We took it with us over to Mom's. She was holding up like a true Marine's wife, which she has always been. We put out the tongue and sliced it up, and teased the faint of heart who wouldn't eat it, and told stories about all the things we'd eaten as kids. Everything at a funeral is a reason to remember other things.

Food is one of the most common expressions of comfort in time of sorrow. This is told in the Christian act of communion, the eating of the body and blood of Christ. It is told in the Hindu deity of the goddess Kali, who is both giver and devourer of life. We eat to live, whether its a pig or a tomato. Death for one thing is life for another, and they become the same thing.

Lots of people brought food to Mom's. I talked to her the day Dad died, and said Mom how are you, and my Mom said "It's been a pretty rough day, Patricia." Understatement is a family trait. But she was sitting at her table with my brother and his wife and they were eating sloppy joes which the next door neighbor had brought over.
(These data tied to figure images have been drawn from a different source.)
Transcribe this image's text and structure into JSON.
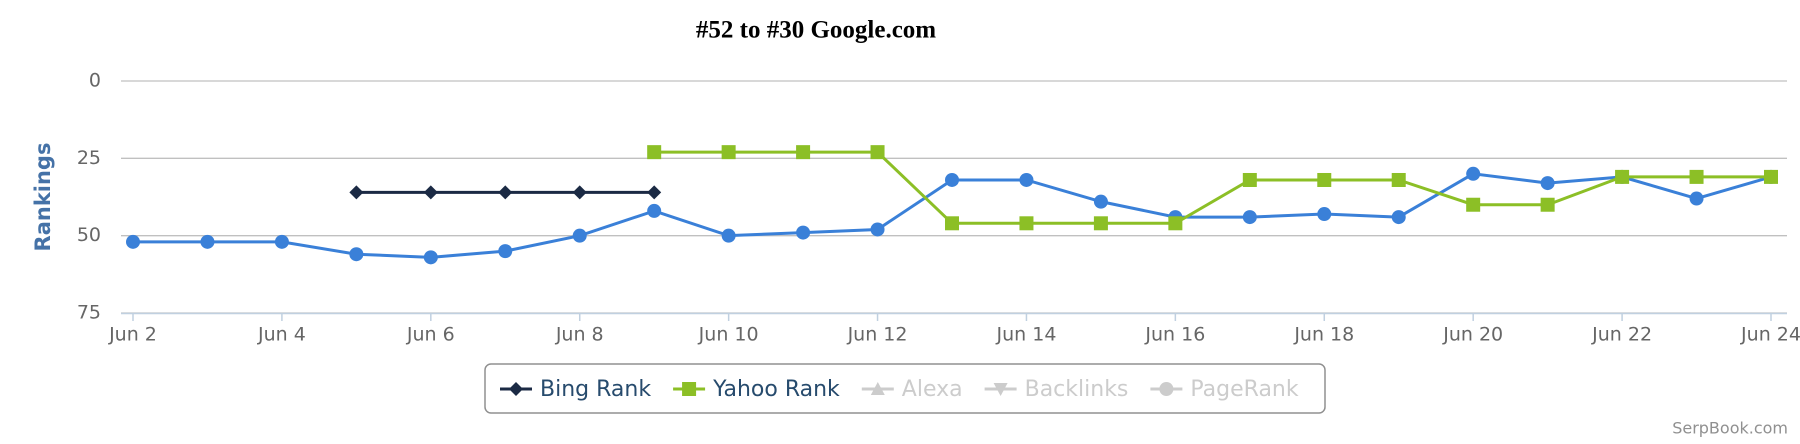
{
  "chart_data": {
    "type": "line",
    "title": "#52 to #30 Google.com",
    "y_label": "Rankings",
    "credit": "SerpBook.com",
    "categories": [
      "Jun 2",
      null,
      "Jun 4",
      null,
      "Jun 6",
      null,
      "Jun 8",
      null,
      "Jun 10",
      null,
      "Jun 12",
      null,
      "Jun 14",
      null,
      "Jun 16",
      null,
      "Jun 18",
      null,
      "Jun 20",
      null,
      "Jun 22",
      null,
      "Jun 24"
    ],
    "ylim": [
      0,
      75
    ],
    "y_reversed": true,
    "yticks": [
      0,
      25,
      50,
      75
    ],
    "grid": true,
    "series": [
      {
        "color": "#3a80d8",
        "marker": "circle",
        "in_legend": false,
        "visible": true,
        "values": [
          52,
          52,
          52,
          56,
          57,
          55,
          50,
          42,
          50,
          49,
          48,
          32,
          32,
          39,
          44,
          44,
          43,
          44,
          30,
          33,
          31,
          38,
          31
        ]
      },
      {
        "name": "Bing Rank",
        "color": "#1b2a44",
        "marker": "diamond",
        "in_legend": true,
        "visible": true,
        "values": [
          null,
          null,
          null,
          36,
          36,
          36,
          36,
          36,
          null,
          null,
          null,
          null,
          null,
          null,
          null,
          null,
          null,
          null,
          null,
          null,
          null,
          null,
          null
        ]
      },
      {
        "name": "Yahoo Rank",
        "color": "#8cbf26",
        "marker": "square",
        "in_legend": true,
        "visible": true,
        "values": [
          null,
          null,
          null,
          null,
          null,
          null,
          null,
          23,
          23,
          23,
          23,
          46,
          46,
          46,
          46,
          32,
          32,
          32,
          40,
          40,
          31,
          31,
          31
        ]
      },
      {
        "name": "Alexa",
        "color": "#cccccc",
        "marker": "triangle",
        "in_legend": true,
        "visible": false,
        "values": [
          null,
          null,
          null,
          null,
          null,
          null,
          null,
          null,
          null,
          null,
          null,
          null,
          null,
          null,
          null,
          null,
          null,
          null,
          null,
          null,
          null,
          null,
          null
        ]
      },
      {
        "name": "Backlinks",
        "color": "#cccccc",
        "marker": "triangle-down",
        "in_legend": true,
        "visible": false,
        "values": [
          null,
          null,
          null,
          null,
          null,
          null,
          null,
          null,
          null,
          null,
          null,
          null,
          null,
          null,
          null,
          null,
          null,
          null,
          null,
          null,
          null,
          null,
          null
        ]
      },
      {
        "name": "PageRank",
        "color": "#cccccc",
        "marker": "circle",
        "in_legend": true,
        "visible": false,
        "values": [
          null,
          null,
          null,
          null,
          null,
          null,
          null,
          null,
          null,
          null,
          null,
          null,
          null,
          null,
          null,
          null,
          null,
          null,
          null,
          null,
          null,
          null,
          null
        ]
      }
    ]
  }
}
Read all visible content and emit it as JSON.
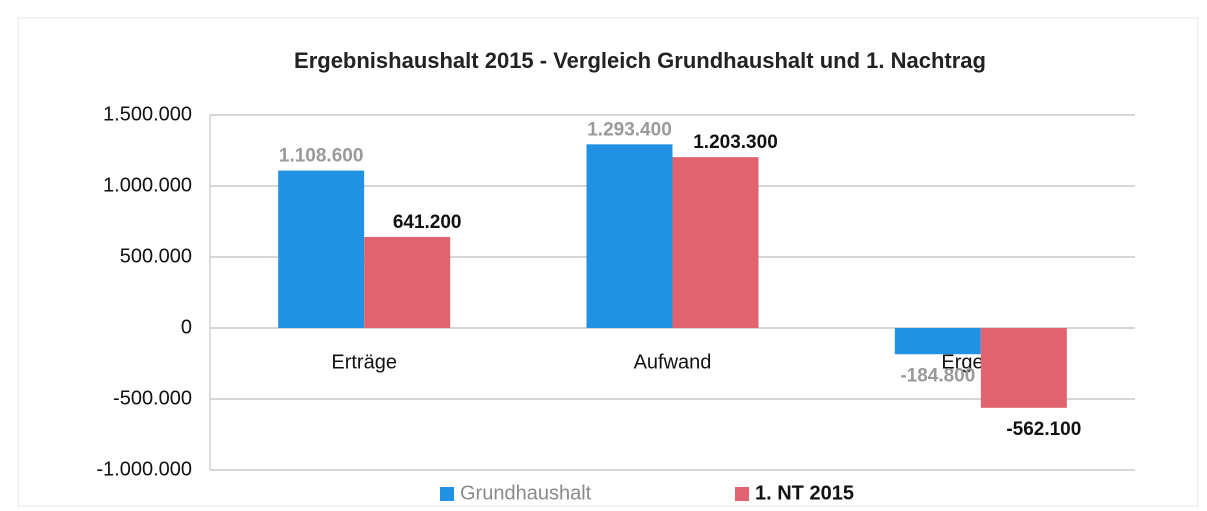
{
  "chart_data": {
    "type": "bar",
    "title": "Ergebnishaushalt 2015 - Vergleich Grundhaushalt und 1. Nachtrag",
    "categories": [
      "Erträge",
      "Aufwand",
      "Ergebnis"
    ],
    "series": [
      {
        "name": "Grundhaushalt",
        "color": "#2191e3",
        "values": [
          1108600,
          1293400,
          -184800
        ],
        "value_labels": [
          "1.108.600",
          "1.293.400",
          "-184.800"
        ]
      },
      {
        "name": "1. NT 2015",
        "color": "#e0636f",
        "values": [
          641200,
          1203300,
          -562100
        ],
        "value_labels": [
          "641.200",
          "1.203.300",
          "-562.100"
        ]
      }
    ],
    "ylim": [
      -1000000,
      1500000
    ],
    "yticks": [
      {
        "value": -1000000,
        "label": "-1.000.000"
      },
      {
        "value": -500000,
        "label": "-500.000"
      },
      0,
      {
        "value": 500000,
        "label": "500.000"
      },
      {
        "value": 1000000,
        "label": "1.000.000"
      },
      {
        "value": 1500000,
        "label": "1.500.000"
      }
    ],
    "grid": true,
    "legend": "bottom"
  }
}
The next night when I called, she was having fried chicken with her two sisters and Kenny and Sue, who had brought the chicken.

The slaughtered pig's tongue was a small precious gift, of simple generosity and understanding of neighbors. It was a gift which personifies the fear we have of eating flesh, which is not all that different from our flesh. It was a gift of the reality of life and death.

Thanks to Kenny and Sue, for the casual friendship which has been understood for my whole life and which continues without comment or fanfare into the future. And thanks for the tongue.